第43話 フラスコ
イロハとフラムが買い物をしている頃、ジョシュアはとある家の中にいた。
豪邸だ。与えられた土地を全部活かしている。レンガ造りで、ファンシーな装飾があちこちになされている。その外観から、この家を作った生徒の錬金術師としての力量が窺える。

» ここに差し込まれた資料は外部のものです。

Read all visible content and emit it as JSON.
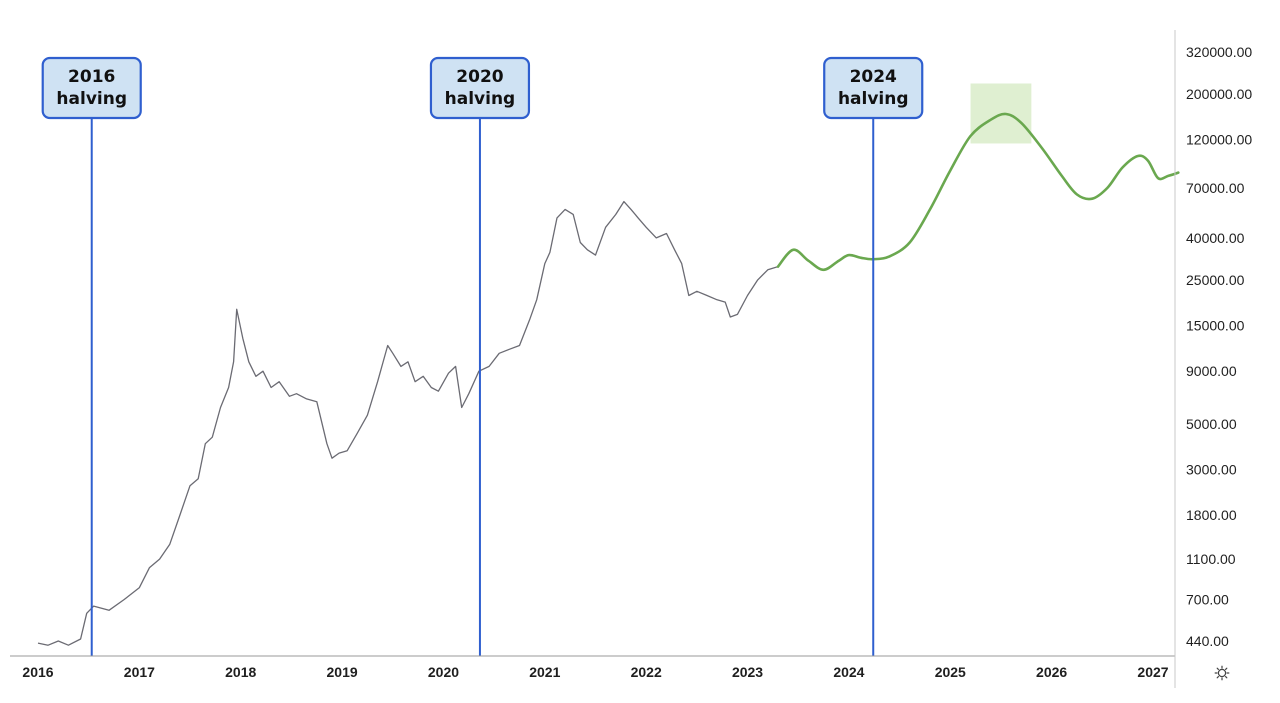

ジョシュアはリビングで豪奢な椅子に座っている。テーブルを挟んで反対側にはピンク色の髪で、赤い瞳の女子生徒が座っている。ヴィヴィやフラムに負けず劣らずの美少女だ。
「報告は以上だ」
ジョシュアは手に持った資料をテーブルに投げる。
「ご苦労様。ジョシュア」
「本当に疲れたぜ。まさかあそこまでヴィヴィがお転婆娘だったとはな」
「学校に潜入した“
「わかってるよ、ユリア嬢」
ユリアと呼ばれた少女はジョシュアより渡された資料に目を通す。
「イロハ=シロガネ……色彩能力者の錬金術師、ですか。あなたの報告だと戦闘力はほぼ皆無、なのに警戒度が高いのはなぜですか?」
「アイツの色彩能力は思ってた以上に厄介だ。アレに“虹の筆”が組み合わさるとさらにやばい。アイツがこれからもヴィヴィの味方をするなら、面倒なことこの上ないぜ」
「やけに高く評価しているのですね」
「……間近で見ればわかる。できればアイツが敵になるのは避けたいな」
「そうなると……どうにかして彼をヴィヴィから引き離す必要がある」
「ああ。どうすりゃいいかね?」
「彼がヴィヴィに固執する理由はなんなのですか?」
「さぁな。アイツが何を考えているか正直わからん」
ジョシュアはそう言って、小さく目を細めた。
「フラム=セイラ―については警戒度が低いですね。わたくしとしては、彼女の能力こそ恐ろしいと思いますけど」
「性格は至って普通の女の子だ。警戒する必要はない」
「そうですか。あとはコノハ=シロガネ……彼はやはり、警戒度が高いですね」
イロハの警戒度がB、フラムがEときて、コノハはAランクの警戒度になっている。
「錬金術の腕はもちろん、アイツの立ち振る舞いには一切隙がなかった。ありゃ武術の心得があるな。あと隣に居たメイド……あの女は多分ホムンクルスだ。首に“23044”と識別番号みたいなのが見えた。常にコノハの死角を警戒していて、2人が揃うとマジで隙がねぇ」
「でも、別に彼はヴィヴィの味方というわけではないのでしょう?」
「まぁな。だけど、ヴィヴィのことは気に入っている様子だったぜ。あくまで、俺たち4人の中ではの話だけどな」
ジョシュアは報告を終えたところで立ち上がる。
「それじゃそろそろ失礼するよユリア嬢。このあとパーティーがあるんでな」
立ち去ろうとするジョシュアの背中を、ユリアは怪訝な目で見る。
「ジョシュア。くれぐれも、我々の目的をお忘れなきよう」
ジョシュアは足を止める。
「必ずやグランデ伯爵はヴィヴィと接触する。いずれ、必ず。我々の目的はそのタイミングを逃さず、グランデ伯爵を――」
「わかってるよ」
ジョシュアは再び歩み始める。
「グランデ親子は――俺が殺す」
そう言い残し、ジョシュアは家を出た。
「……彼の憎しみも、根深いものですね」
くすりと笑い、ユリアは手元の資料――イロハの資料を手に取る。
「イロハ=シロガネ。あらゆる色を判別できる目を持つ出生不明の謎の少年。彼の存在が、わたくしたちの利として働くか、それとも――」
ユリアは不敵な笑みと共に、イロハの資料を破り捨てた。